GameStop CEO Paul Raines says his company is open to selling the Android-powered Ouya console, which recently managed to raise over $8 million on KickStarter.
Although Raines emphasized was not making an official announcement regarding any potential plans to carry the Android console, the CEO made it quite clear he had a positive impression about the open-source device.
"We will be a part of any console launch in the future," Raines told Joystiq. "We think Ouya's cool. We love the idea of open-source components. Everything we've read is great."
Raines also notes that a number of developers have committed to coding games for the device, including Robotoki, Square Enix and Namco Bandai.
"[Yes], there will be games developed for that stuff," he explained. "So you're going to see more of these open source type products, and we will be right in the middle of all of it."
The CEO's above-mentioned comments will undoubtedly lend critical credibility to the console, which came under close scrutiny this week when an NPR journalist asked Ouya founder Julie Uhrman what would happen if the company wasn't able to deliver a finished product to its backers.
"Technically, from the Kickstarter perspective, I actually don't know the answer to that," Uhrman replied. "But from a doing-the-right-thing perspective, we will treat our backers the best possible way."

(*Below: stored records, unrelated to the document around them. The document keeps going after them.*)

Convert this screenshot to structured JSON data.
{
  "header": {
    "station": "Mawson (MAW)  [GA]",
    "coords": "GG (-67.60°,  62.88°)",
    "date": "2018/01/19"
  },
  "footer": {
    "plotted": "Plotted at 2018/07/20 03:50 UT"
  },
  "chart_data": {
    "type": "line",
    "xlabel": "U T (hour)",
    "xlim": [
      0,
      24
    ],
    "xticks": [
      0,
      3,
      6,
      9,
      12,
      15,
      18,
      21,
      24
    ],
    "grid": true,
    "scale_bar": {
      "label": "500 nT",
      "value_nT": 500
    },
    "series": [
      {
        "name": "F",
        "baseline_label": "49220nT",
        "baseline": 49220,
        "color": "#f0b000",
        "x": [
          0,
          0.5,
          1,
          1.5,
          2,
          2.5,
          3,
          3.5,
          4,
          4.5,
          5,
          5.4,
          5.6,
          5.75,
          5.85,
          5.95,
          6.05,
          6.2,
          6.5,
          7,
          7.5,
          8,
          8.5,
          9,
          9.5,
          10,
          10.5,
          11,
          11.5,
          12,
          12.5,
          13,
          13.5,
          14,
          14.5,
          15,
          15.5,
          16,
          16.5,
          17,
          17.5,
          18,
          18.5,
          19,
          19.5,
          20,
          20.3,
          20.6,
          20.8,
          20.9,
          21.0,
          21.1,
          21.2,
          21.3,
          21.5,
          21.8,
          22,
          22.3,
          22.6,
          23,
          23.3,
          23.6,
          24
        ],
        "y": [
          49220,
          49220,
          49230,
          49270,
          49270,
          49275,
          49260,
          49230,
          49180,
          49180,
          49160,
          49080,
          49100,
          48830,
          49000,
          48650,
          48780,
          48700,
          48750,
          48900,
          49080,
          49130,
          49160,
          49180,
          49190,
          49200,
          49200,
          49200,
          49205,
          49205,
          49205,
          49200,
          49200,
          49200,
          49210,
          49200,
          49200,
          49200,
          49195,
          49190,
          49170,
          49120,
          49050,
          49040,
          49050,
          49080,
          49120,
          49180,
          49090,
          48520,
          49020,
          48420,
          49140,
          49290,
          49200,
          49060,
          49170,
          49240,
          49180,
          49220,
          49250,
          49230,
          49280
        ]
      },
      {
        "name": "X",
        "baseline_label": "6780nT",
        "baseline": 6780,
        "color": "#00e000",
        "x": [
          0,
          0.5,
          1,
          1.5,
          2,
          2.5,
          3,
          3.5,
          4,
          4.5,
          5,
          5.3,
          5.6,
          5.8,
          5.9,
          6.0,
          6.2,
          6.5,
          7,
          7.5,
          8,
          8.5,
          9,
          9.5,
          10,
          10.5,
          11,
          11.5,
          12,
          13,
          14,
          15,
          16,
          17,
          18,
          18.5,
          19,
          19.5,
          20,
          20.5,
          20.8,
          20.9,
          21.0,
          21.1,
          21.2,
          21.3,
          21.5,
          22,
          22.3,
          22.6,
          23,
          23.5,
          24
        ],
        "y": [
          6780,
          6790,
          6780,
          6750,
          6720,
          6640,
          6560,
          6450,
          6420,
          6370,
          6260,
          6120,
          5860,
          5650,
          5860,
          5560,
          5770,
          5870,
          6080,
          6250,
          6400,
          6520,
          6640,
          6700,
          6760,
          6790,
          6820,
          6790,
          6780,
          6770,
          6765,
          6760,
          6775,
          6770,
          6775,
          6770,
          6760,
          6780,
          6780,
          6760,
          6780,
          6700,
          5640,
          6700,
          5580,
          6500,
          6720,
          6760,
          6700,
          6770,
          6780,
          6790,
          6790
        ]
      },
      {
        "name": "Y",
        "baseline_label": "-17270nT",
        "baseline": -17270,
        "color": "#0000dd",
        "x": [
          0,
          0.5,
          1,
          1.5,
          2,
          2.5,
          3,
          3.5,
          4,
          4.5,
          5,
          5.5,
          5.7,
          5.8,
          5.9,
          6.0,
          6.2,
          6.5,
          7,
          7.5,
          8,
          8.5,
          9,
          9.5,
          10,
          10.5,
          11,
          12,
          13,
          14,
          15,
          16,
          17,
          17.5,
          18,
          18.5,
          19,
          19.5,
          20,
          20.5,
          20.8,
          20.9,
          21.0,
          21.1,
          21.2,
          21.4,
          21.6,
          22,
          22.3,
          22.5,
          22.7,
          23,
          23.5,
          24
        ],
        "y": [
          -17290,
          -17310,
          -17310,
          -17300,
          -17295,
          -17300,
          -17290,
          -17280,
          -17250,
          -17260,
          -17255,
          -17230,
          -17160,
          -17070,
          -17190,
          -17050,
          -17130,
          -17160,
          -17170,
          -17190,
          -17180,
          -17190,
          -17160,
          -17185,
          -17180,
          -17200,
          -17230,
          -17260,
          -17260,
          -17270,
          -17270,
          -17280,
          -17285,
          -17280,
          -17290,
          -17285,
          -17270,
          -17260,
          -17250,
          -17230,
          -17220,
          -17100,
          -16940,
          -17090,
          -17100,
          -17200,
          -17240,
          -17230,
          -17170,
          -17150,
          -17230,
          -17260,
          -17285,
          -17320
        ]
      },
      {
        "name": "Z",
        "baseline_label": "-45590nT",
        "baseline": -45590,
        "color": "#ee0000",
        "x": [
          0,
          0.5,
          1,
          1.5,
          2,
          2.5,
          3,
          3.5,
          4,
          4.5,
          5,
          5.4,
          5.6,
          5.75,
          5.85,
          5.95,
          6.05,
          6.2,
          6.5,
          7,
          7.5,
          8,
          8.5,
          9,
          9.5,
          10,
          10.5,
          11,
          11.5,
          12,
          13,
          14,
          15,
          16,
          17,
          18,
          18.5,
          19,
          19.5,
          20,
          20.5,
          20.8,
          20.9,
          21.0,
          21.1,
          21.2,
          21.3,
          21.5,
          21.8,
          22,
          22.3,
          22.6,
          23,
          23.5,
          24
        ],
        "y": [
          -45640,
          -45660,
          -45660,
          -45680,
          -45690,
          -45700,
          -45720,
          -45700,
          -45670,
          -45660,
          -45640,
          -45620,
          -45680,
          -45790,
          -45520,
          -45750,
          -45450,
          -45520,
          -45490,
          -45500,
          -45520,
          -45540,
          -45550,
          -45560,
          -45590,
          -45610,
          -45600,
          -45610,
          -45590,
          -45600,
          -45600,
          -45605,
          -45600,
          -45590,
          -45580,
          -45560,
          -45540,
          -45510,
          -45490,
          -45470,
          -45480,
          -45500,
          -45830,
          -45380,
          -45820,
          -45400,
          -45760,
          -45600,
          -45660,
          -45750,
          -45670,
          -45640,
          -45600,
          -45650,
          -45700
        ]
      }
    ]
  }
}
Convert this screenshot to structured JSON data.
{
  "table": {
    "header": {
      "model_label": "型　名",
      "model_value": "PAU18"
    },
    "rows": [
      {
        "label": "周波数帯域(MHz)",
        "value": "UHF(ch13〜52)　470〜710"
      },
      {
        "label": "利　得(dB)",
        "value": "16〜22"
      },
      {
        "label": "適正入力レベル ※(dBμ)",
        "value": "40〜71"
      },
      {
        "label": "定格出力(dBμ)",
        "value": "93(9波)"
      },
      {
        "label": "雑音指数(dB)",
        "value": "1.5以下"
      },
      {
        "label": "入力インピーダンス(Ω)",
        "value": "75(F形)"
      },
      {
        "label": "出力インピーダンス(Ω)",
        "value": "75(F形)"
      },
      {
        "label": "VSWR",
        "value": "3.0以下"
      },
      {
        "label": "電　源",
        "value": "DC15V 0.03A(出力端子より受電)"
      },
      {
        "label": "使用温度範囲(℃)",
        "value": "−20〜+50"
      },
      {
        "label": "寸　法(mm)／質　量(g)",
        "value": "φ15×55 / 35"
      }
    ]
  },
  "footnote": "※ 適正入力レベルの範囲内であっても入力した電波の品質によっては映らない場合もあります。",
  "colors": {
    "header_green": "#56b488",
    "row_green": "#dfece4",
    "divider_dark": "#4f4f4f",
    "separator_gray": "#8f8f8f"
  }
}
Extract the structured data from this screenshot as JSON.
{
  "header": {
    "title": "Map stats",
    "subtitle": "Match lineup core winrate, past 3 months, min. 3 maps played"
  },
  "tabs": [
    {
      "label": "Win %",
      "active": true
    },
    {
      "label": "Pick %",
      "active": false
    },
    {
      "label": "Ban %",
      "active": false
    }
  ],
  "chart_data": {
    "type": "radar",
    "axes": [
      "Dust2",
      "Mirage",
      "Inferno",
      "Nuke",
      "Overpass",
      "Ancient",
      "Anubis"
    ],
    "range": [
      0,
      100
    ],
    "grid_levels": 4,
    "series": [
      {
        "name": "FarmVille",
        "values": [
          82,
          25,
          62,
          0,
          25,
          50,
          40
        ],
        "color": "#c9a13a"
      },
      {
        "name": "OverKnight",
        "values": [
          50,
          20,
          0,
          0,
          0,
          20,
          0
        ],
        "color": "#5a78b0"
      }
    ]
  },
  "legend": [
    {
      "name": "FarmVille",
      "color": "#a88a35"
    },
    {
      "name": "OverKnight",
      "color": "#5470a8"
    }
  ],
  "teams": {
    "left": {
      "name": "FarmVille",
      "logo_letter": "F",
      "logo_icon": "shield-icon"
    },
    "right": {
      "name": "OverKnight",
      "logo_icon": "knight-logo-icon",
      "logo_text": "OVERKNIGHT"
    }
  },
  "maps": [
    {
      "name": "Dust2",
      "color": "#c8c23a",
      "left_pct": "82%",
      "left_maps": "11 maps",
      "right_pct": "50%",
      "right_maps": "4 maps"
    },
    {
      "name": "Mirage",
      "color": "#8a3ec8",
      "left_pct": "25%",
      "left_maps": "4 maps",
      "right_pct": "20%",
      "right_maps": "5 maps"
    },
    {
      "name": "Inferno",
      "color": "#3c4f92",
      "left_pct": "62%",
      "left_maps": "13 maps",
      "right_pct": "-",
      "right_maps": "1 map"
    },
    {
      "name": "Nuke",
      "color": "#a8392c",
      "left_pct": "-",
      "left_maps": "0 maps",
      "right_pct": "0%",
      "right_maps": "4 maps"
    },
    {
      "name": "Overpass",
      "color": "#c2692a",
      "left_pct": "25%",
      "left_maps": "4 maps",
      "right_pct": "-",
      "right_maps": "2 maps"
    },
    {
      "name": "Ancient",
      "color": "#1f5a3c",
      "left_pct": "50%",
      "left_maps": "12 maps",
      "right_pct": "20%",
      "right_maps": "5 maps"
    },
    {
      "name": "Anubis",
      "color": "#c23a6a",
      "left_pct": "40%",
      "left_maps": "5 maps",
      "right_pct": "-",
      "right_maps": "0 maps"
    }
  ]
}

Clearly, concerns over the long-term viability of the Ouya console as a competitive product still linger. Indeed, it remains unclear if the choice of OS (Android) and (relative) lack of high-end specs will allow it to compete against high-end consoles like PS4 and Xbox 720.
Nevertheless, many in the video game industry believe Ouya will disrupt the console market on multiple levels. Hopefully, it can succeed as well.